2 Haziran 2014 Pazartesi

İş Cinayetlerine Örnek: Olası Kasıtla İnsan Öldürmek

Adalet Arayan İşçi Aileleri, 30. Vicdan ve Adalet Nöbeti'ni Soma'ya ayırarak Bursa Bükköy madeninde Yargıtay'ın verdiği "olası kastla insan öldürmek" kararının tüm iş cinayetlerine emsal olmasını istedi.


Adalet Arayan İşçi Aileleri, 30. Vicdan ve Adalet Nöbeti için dün yine Galatasaray Lisesi önündeydi.

Her ayın ilk Pazar günü iş cinayetinde hayatını kaybeden işçilerin yakınları nöbet tutarak sorumkuların yargılanmasını talep ediyor.

30. nöbet, Soma'da hayatını kaybeden 301 madenciye ayrıldı; nöbetin röportajcı gazetecisi Mehveş Evin'di.

Talebimiz "olası kastla insan öldürmek"ti

Yapılan açıklamada, yıllardır ailelerin "iş cinayeti davalarında yargılama taksir değil, olası kastla ve kasten öldürmeye dayalı fiiller olarak görme esasıyla" yapılmalı talebinin yargıtayın Bursa'daki kararıyla yerine geldiği belirtildi ve "Darısı tüm iş cinayetlerinin başına" dendi.

Bursa'da Yargıtay'ın kararı

Yargıtay 12.Ceza Dairesi Bursa Mustafa Kemalpaşa Büükköy'de 2009 yılında 19 madencinin iş cinayetinde hayatını kaybettiği davada Bursa 3. Ağır Ceza Mahkemesi'nin verdiği taksirle ölüme sebebiyet verme kararını bozdu.

Yargıtay grizu patlamasında maden işletmecileri ve sorumlularının "olası kastla insan öldürmek"ten ceza almalarını istedi.
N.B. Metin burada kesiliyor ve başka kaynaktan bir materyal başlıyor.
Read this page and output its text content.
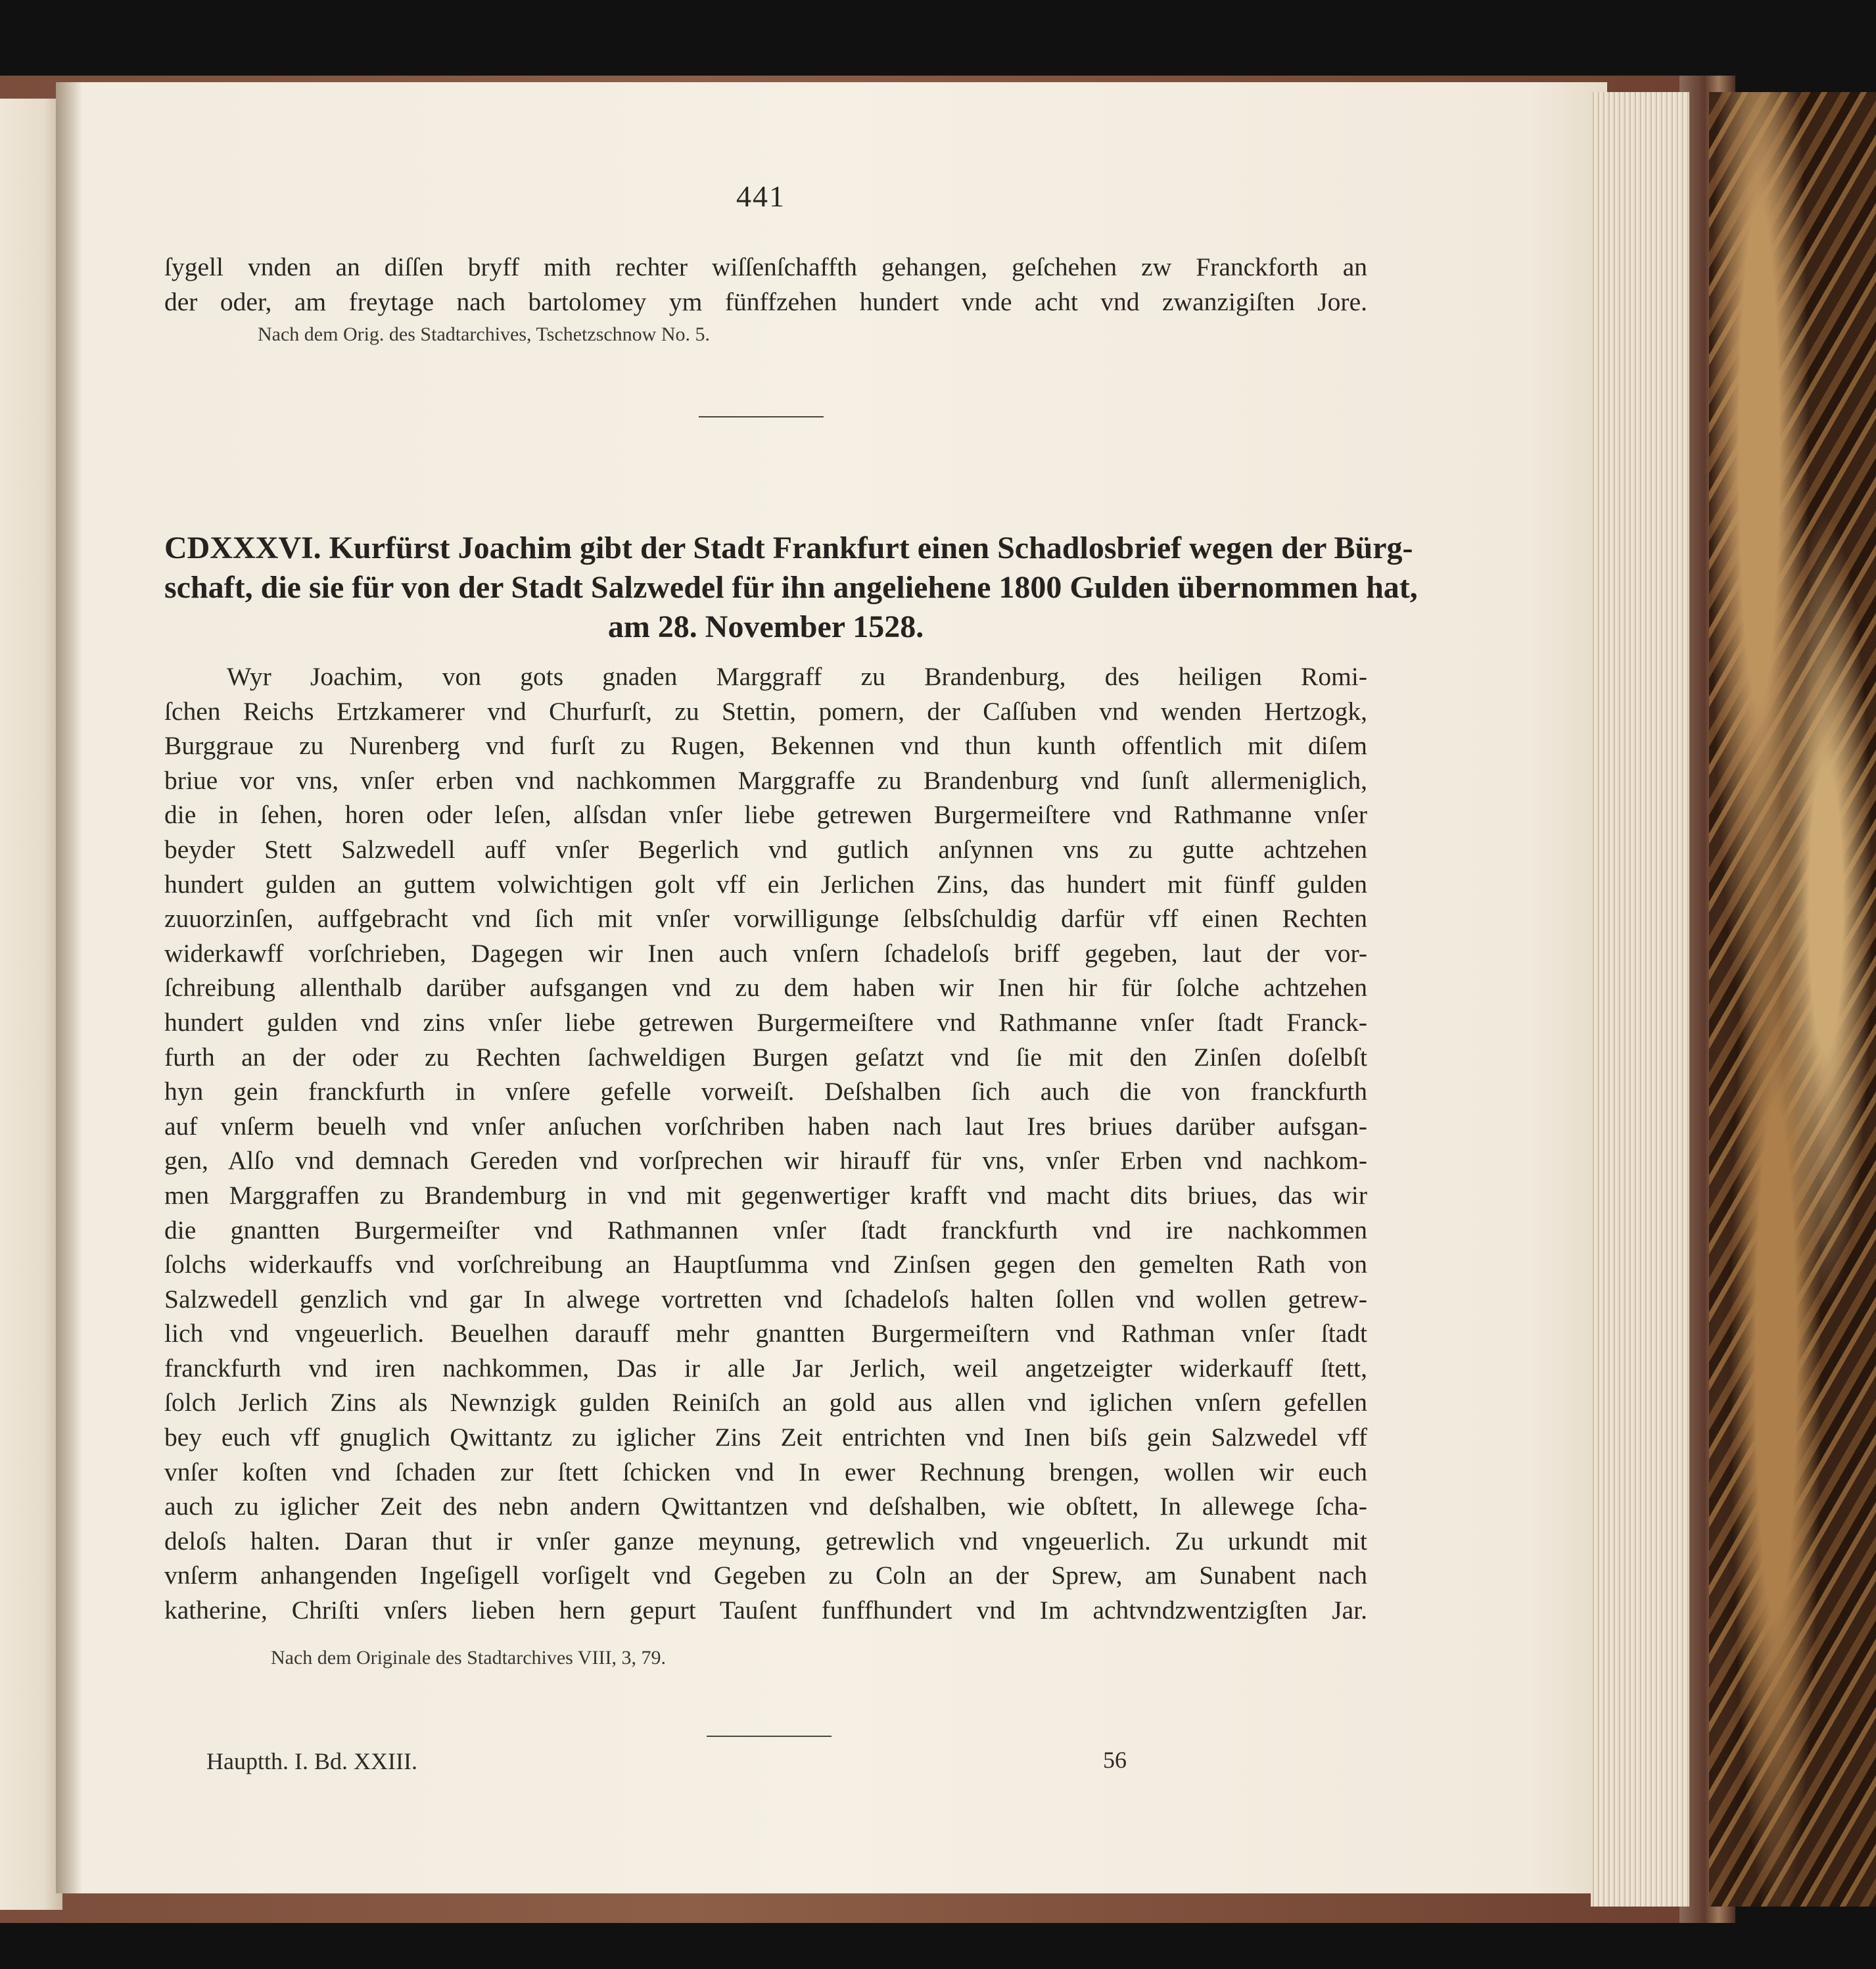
441
ſygell vnden an diſſen bryff mith rechter wiſſenſchaffth gehangen, geſchehen zw Franckforth an
der oder, am freytage nach bartolomey ym fünffzehen hundert vnde acht vnd zwanzigiſten Jore.
Nach dem Orig. des Stadtarchives, Tschetzschnow No. 5.
CDXXXVI. Kurfürst Joachim gibt der Stadt Frankfurt einen Schadlosbrief wegen der Bürg-
schaft, die sie für von der Stadt Salzwedel für ihn angeliehene 1800 Gulden übernommen hat,
am 28. November 1528.
Wyr Joachim, von gots gnaden Marggraff zu Brandenburg, des heiligen Romi-
ſchen Reichs Ertzkamerer vnd Churfurſt, zu Stettin, pomern, der Caſſuben vnd wenden Hertzogk,
Burggraue zu Nurenberg vnd furſt zu Rugen, Bekennen vnd thun kunth offentlich mit diſem
briue vor vns, vnſer erben vnd nachkommen Marggraffe zu Brandenburg vnd ſunſt allermeniglich,
die in ſehen, horen oder leſen, alſsdan vnſer liebe getrewen Burgermeiſtere vnd Rathmanne vnſer
beyder Stett Salzwedell auff vnſer Begerlich vnd gutlich anſynnen vns zu gutte achtzehen
hundert gulden an guttem volwichtigen golt vff ein Jerlichen Zins, das hundert mit fünff gulden
zuuorzinſen, auffgebracht vnd ſich mit vnſer vorwilligunge ſelbsſchuldig darfür vff einen Rechten
widerkawff vorſchrieben, Dagegen wir Inen auch vnſern ſchadeloſs briff gegeben, laut der vor-
ſchreibung allenthalb darüber aufsgangen vnd zu dem haben wir Inen hir für ſolche achtzehen
hundert gulden vnd zins vnſer liebe getrewen Burgermeiſtere vnd Rathmanne vnſer ſtadt Franck-
furth an der oder zu Rechten ſachweldigen Burgen geſatzt vnd ſie mit den Zinſen doſelbſt
hyn gein franckfurth in vnſere gefelle vorweiſt. Deſshalben ſich auch die von franckfurth
auf vnſerm beuelh vnd vnſer anſuchen vorſchriben haben nach laut Ires briues darüber aufsgan-
gen, Alſo vnd demnach Gereden vnd vorſprechen wir hirauff für vns, vnſer Erben vnd nachkom-
men Marggraffen zu Brandemburg in vnd mit gegenwertiger krafft vnd macht dits briues, das wir
die gnantten Burgermeiſter vnd Rathmannen vnſer ſtadt franckfurth vnd ire nachkommen
ſolchs widerkauffs vnd vorſchreibung an Hauptſumma vnd Zinſsen gegen den gemelten Rath von
Salzwedell genzlich vnd gar In alwege vortretten vnd ſchadeloſs halten ſollen vnd wollen getrew-
lich vnd vngeuerlich. Beuelhen darauff mehr gnantten Burgermeiſtern vnd Rathman vnſer ſtadt
franckfurth vnd iren nachkommen, Das ir alle Jar Jerlich, weil angetzeigter widerkauff ſtett,
ſolch Jerlich Zins als Newnzigk gulden Reiniſch an gold aus allen vnd iglichen vnſern gefellen
bey euch vff gnuglich Qwittantz zu iglicher Zins Zeit entrichten vnd Inen biſs gein Salzwedel vff
vnſer koſten vnd ſchaden zur ſtett ſchicken vnd In ewer Rechnung brengen, wollen wir euch
auch zu iglicher Zeit des nebn andern Qwittantzen vnd deſshalben, wie obſtett, In allewege ſcha-
deloſs halten. Daran thut ir vnſer ganze meynung, getrewlich vnd vngeuerlich. Zu urkundt mit
vnſerm anhangenden Ingeſigell vorſigelt vnd Gegeben zu Coln an der Sprew, am Sunabent nach
katherine, Chriſti vnſers lieben hern gepurt Tauſent funffhundert vnd Im achtvndzwentzigſten Jar.
Nach dem Originale des Stadtarchives VIII, 3, 79.
Hauptth. I. Bd. XXIII.	56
Yargıtay sanıklara verilecek cezanın 20 yıldan az olmayacağına hükmetti.

Bursa 3.Ağır Ceza Mahkemesi, aralarında Bükköy Madencilik Yönetim Kurulu Başkanı Nurullah Ercan'ın da bulunduğu 6 sanığa TCK'nın "taksirle öldürme" hükmü uyarınca 5 ile 6 yıl arasında değişen hapis cezaları vermişti.

İşveren ve denetçi asli sorumlu

Aileler açıklamada, sorumlular cezalandırılmadığı sürece iş cinayetlerinin devam edeceğini belirtti.

"İşverenler ve denetim yükümlülüğü olanlar, yasal mevzuatımızda ifade edilen 'iş ve işçi güvenliği ve sağlığı hükümleri' gereği olan iş güvenliği önlemlerini 'ticari faaliyetinin başından beri almama' ve 'ölümlerin meydana gelmesine sebebiyet verme', 'yasal yükümlülüklerini yerine getirmeme' ve 'görevlerini ifa etmekten kaçınma' nedeniyle asli sorumlular.

"Adil ve bütün sorumluların yargılanması hususunda hükümet edenler etkili tutum almadıkça, Hâkimler-Savcılar ve Bilirkişiler her iş cinayetini 'kamu düzenine dair bir suç' olarak görmedikçe, kamusal denetim mekanizmaları etkili olarak yerine getirilmedikçe, işverenlerin işçi sağlığı ve iş güvenliği tedbirleri almasında caydırıcılık artırılmadıkça, taşeron sistem devam ettikçe, sendikal örgütlenmenin önündeki engeller kaldırılmadıkça, sendikalaşan işçileri işten atan işverenler cezalandırılmadıkça, sendikalar ve emekten/emekçiden yanayım diyen partiler-organizasyonlar görevlerini yapmadıkça iş cinayetleri sürmeye devam edecek."